Significant neurologic disease due to Brucella species requires prolonged treatment (i.e., for 3–6 months), usually with ceftriaxone supplementation of a standard regimen. Brucella endocarditis is treated with at least three drugs (an aminoglycoside, a tetracycline, and rifampin), and many experts add ceftriaxone and/or a fluoroquinolone to reduce the need for valve replacement. Treatment is usually given for at least 6 months, and clinical endpoints for its discontinuation are often difficult to define. Surgery is still required for the majority of cases of infection of prosthetic heart valves and prosthetic joints.
There is no evidence base to guide prophylaxis after exposure to Brucella organisms (e.g., in the laboratory), inadvertent immunization with live vaccine intended for use in animals, or exposure to deliberately released brucellae. Most authorities have recommended the administration of rifampin plus doxycycline for 3 weeks after a low-risk exposure (e.g., an unspecified laboratory accident) and for 6 weeks after a major exposure to aerosol or injected material. However, such regimens are poorly tolerated, and doxycycline monotherapy of the same duration may be substituted. (Monotherapy is now the standard recommendation in the United Kingdom but not in the United States.) Rifampin should be omitted after exposure to vaccine strain RB51, which is resistant to rifampin but sensitive to doxycycline. After significant brucellosis exposure, expert consultation is advised for women who are (or may be) pregnant.
PROGNOSIS AND FOLLOW-UP
Relapse occurs in up to 30% of poorly compliant patients. Thus patients should ideally be followed clinically for up to 2 years to detect relapse, which responds to a prolonged course of the same therapy used originally. The general well-being and the body weight of the patient are more useful guides than serology to lack of relapse. IgG antibody levels detected by the standard agglutination test and its variants can remain in the diagnostic range for >2 years after successful treatment.

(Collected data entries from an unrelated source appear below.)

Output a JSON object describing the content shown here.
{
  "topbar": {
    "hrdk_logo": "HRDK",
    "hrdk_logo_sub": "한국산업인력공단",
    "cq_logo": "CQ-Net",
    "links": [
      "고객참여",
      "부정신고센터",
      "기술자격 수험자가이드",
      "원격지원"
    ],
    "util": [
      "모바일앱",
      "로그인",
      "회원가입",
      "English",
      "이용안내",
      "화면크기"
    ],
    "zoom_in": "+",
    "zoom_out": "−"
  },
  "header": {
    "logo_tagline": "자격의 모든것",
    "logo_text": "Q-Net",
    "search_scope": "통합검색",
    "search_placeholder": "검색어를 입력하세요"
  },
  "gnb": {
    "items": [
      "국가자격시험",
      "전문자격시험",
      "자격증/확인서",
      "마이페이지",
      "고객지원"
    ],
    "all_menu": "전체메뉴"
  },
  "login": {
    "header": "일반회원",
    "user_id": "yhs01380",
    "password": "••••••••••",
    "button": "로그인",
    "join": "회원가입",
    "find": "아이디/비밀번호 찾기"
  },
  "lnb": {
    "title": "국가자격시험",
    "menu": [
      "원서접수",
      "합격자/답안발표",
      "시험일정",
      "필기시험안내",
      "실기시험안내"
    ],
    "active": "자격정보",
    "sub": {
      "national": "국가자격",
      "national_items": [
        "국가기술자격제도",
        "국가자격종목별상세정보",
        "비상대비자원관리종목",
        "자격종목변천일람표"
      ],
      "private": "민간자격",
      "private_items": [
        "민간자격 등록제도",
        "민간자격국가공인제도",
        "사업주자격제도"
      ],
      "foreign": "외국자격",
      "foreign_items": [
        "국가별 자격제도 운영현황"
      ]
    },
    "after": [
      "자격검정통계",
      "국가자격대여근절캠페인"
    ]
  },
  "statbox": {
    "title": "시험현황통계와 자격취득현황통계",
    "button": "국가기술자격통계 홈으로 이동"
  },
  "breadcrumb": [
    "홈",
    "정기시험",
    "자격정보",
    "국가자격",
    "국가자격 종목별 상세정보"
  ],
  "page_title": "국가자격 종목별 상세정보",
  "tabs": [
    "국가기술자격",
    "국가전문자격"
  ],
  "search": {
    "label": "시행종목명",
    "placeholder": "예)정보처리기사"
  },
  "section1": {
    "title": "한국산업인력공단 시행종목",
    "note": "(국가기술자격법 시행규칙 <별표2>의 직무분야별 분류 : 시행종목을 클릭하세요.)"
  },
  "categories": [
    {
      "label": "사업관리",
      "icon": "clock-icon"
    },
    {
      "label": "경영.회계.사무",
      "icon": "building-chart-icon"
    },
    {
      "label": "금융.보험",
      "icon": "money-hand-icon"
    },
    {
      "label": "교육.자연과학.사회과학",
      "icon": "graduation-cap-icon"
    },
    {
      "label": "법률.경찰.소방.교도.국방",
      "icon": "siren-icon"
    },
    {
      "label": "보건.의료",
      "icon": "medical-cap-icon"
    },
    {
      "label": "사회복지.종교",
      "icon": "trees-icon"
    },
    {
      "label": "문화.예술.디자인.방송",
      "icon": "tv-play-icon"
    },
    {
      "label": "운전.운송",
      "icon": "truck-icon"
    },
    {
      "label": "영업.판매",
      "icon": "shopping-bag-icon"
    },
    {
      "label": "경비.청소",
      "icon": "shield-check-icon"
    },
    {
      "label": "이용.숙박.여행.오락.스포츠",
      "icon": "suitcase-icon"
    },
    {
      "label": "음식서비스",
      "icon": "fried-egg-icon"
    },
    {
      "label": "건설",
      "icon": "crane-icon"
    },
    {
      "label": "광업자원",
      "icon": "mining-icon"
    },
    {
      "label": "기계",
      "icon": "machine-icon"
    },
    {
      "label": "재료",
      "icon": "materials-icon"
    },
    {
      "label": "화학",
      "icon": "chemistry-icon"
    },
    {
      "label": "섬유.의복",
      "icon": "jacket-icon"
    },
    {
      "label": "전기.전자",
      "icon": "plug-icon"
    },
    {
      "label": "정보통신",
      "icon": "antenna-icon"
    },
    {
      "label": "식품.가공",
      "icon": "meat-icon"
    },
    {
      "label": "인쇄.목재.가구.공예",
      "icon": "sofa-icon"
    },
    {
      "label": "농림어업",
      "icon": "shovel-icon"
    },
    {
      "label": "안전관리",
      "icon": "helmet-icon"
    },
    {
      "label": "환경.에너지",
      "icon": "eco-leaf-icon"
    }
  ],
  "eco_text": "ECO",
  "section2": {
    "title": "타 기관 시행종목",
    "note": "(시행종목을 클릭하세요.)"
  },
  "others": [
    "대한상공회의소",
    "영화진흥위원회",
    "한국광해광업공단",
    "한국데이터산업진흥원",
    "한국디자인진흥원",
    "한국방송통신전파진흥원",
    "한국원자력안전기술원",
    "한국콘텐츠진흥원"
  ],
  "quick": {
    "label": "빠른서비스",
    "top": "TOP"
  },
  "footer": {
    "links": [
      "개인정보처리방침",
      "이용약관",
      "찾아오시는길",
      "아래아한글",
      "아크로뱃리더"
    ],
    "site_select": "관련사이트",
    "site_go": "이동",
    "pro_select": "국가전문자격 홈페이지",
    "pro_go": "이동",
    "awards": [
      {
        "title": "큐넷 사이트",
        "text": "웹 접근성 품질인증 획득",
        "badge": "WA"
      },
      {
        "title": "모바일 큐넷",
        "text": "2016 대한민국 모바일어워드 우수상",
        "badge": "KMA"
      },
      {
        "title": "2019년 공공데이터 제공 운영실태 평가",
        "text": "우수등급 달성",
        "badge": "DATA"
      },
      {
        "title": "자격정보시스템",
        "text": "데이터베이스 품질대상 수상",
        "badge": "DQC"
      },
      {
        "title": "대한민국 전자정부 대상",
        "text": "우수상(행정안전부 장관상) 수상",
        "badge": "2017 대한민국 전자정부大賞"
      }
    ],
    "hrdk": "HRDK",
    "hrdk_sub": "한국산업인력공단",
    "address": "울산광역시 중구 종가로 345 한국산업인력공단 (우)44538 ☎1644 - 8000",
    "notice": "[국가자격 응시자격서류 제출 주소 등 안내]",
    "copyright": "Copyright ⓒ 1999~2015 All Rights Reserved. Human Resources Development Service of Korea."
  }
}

Complement fixation titers usually fall to normal within 1 year of cure. Immunity is not solid; patients can be reinfected after repeated exposures. Fewer than 1% of patients die of brucellosis. When the outcome is fatal, death is usually a consequence of cardiac involvement; more rarely, it results from severe neurologic disease. Despite the low mortality rate, recovery from brucellosis is slow, and the illness can cause prolonged inactivity, with domestic and economic consequences.